De nombreux internationaux algériens s’illustrent en cette période dans leur championnat respectif. Que ce soit en Europe ou ailleurs, ils carburent à plein régime à l’approche de l’été américain et la Coupe du monde à laquelle tout le monde veut participer. Les prétendants sont nombreux et sérieux. Il y a ceux qui veulent confirmer et consolider leur place au chez les Verts et les autres, tous les autres, dont la sélection est un rêve qu’ils caressent plus que par le passé. Ils savent qu’une participation au Mondial pourrait booster leur carrière et les faire sortir de l’anonymat.
C’est tant mieux pour le coach qui aura ainsi l’embarras du choix pour composer son groupe avec des joueurs performants et capables de mener l’équipe nationale à bon port. Les places sont comptées, mais les candidats se bousculent à tous les niveaux. Il ne faut pas s’étonner de voir surgir des noms inconnus dans la presse et les réseaux sociaux en cette période cruciale.
D’autant qu’il n’y aura que la fenêtre du mois de mars prochain pour les voir à l’œuvre, si tant est que le coach national daigne les appeler. Ce qui est loin d’être évident connaissant le peu d’enclin du sélectionneur à trop changer son groupe sachant que le sélectionneur national est peu enclin aux changements.

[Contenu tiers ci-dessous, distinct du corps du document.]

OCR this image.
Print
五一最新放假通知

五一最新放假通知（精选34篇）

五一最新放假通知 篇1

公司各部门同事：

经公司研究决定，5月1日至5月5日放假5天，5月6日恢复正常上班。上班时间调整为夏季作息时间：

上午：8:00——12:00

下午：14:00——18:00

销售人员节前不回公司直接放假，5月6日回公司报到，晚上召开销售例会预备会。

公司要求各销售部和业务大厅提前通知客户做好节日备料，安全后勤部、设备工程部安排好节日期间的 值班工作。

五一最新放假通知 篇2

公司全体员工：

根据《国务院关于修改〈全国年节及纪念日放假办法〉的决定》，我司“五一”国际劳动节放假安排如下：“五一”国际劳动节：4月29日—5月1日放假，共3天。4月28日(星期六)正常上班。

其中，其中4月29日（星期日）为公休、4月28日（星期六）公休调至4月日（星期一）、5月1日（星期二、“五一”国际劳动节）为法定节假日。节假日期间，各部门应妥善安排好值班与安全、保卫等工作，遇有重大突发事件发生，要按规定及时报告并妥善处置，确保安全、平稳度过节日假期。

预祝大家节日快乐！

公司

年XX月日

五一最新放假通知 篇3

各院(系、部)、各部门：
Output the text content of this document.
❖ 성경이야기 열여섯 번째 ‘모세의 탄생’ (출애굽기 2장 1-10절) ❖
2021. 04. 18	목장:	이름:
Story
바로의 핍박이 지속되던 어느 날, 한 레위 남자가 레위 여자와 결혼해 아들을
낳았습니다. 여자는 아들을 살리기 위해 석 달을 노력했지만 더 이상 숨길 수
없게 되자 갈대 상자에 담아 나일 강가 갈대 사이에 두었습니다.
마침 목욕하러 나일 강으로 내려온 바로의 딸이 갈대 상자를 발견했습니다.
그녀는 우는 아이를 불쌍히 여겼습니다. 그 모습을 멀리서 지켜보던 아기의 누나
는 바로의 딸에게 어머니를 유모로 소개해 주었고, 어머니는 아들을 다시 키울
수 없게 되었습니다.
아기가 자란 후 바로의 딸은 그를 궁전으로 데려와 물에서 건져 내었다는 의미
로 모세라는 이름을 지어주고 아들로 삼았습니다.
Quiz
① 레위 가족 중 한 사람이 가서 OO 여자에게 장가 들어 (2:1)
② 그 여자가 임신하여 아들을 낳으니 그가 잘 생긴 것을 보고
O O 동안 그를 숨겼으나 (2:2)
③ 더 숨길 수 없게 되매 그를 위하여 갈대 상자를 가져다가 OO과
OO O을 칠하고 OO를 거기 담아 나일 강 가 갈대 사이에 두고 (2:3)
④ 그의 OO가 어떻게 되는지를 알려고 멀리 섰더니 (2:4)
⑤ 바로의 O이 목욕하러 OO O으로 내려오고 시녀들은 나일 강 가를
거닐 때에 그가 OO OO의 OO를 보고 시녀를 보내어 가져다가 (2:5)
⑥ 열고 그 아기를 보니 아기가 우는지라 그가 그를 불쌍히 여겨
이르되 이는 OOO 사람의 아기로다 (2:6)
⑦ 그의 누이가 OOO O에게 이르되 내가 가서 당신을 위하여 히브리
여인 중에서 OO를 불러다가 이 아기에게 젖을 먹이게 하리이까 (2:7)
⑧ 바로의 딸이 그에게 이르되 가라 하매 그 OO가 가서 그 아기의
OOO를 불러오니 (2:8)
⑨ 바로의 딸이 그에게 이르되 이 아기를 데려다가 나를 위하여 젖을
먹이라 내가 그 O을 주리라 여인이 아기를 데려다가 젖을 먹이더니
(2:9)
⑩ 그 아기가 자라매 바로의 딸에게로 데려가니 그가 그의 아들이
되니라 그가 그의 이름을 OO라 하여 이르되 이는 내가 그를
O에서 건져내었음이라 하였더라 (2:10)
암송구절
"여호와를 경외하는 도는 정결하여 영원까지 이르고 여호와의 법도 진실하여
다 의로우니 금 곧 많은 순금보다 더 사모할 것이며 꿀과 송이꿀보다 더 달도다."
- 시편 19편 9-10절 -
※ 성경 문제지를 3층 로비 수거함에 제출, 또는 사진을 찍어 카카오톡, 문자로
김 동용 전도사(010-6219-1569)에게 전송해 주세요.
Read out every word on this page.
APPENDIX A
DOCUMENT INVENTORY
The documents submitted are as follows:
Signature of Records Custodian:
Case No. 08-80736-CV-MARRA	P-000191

Petkovic a toujours préféré travailler avec le même groupe à quelques éléments près. Il n’aime pas trop chambouler son équipe, sauf si c’est nécessaire. C’était le cas avant la CAN, avec l’arrivée de Luca Zidane, Samir Chergui, Rafik Belghali ou encore Mehdi Dorval. Il faut dire aussi que Petkovic cède parfois à la pression des fans et des observateurs. C’est d’ailleurs grâce à la vox-populi que Boulbina a pu rejoindre la sélection. Un attaquant sur lequel il peut compter désormais.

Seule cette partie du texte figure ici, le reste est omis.